Une femme qui tue ses cinq enfants, l’enlèvement de mineurs africains,un couple qui se déchire dans le divorce, une famille confrontée aux troubles bipolaires du mari… Ce sont les sujets choisis par Joachim Lafosse pour ses derniers films. On pouvait donc se douter que le sujet de son nouveau long Un silence, ne serait pas un feel-good movie sur une romance de Noël. Bingo, ça parle de pédophilie en fait.

L’histoire est inspirée d’un fait divers réel : l’affaire Victor Hissel, avocat défenseur des victimes de Marc Dutroux, lui-même condamné pour détention d’images pédopornographiques. Plus précisément le film se concentre sur l’impact de cette histoire sur la famille de Hissel, qui couvre ce secret de plus en plus difficile à cacher. François Scharr (Daniel Auteuil), l’avocat de fiction est devenue une star médiatique grâce à son action de défense des victimes dans une grande affaire de pédocriminalité. Sa femme (Emmanuelle Devos) et son fils (Matthieu Galoux pour ce qui semble être son premier long-métrage), souffrent de cette exposition publique, mais semblent surtout souffrir d’un mal bien plus profond qui ronge la famille.
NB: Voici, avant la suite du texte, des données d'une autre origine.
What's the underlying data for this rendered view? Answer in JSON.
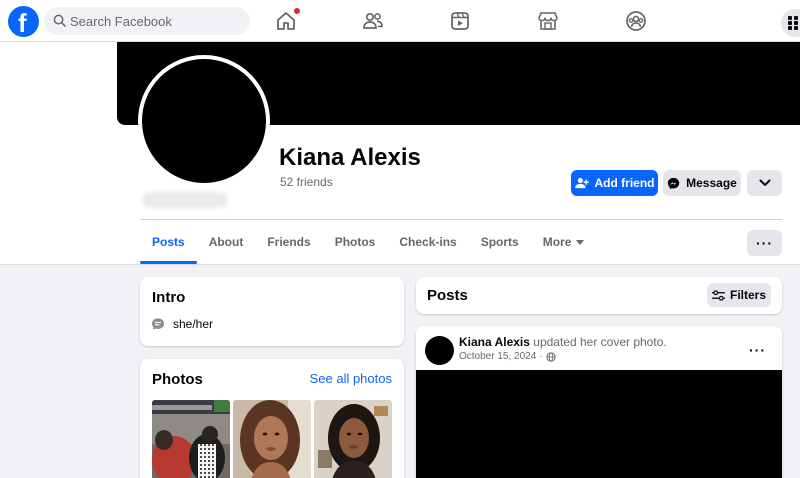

Joachim Lafosse adore inspecter les failles et les souffrances qui peuvent faire exploser ou imploser les couples. Cette affaire semble donc être un sujet parfait pour qu’il fasse à nouveau briller son cinéma après le très convainquant Les Intranquilles. Hélas, Un silence échoue à pleinement embrasser son histoire. D’abord, la construction en faux-suspense autour de ce fameux silence qui empoisonne la famille donne un rythme étrange au film qui semble ne jamais savoir se positionner par rapport à ce qu’il raconte. Cela rend tous les personnages étrangement distants. Alors que les relations entre les membres de cette famille sont au cœur du drame qui se joue, on a du mal à croire à leurs interactions et tout sonne faux.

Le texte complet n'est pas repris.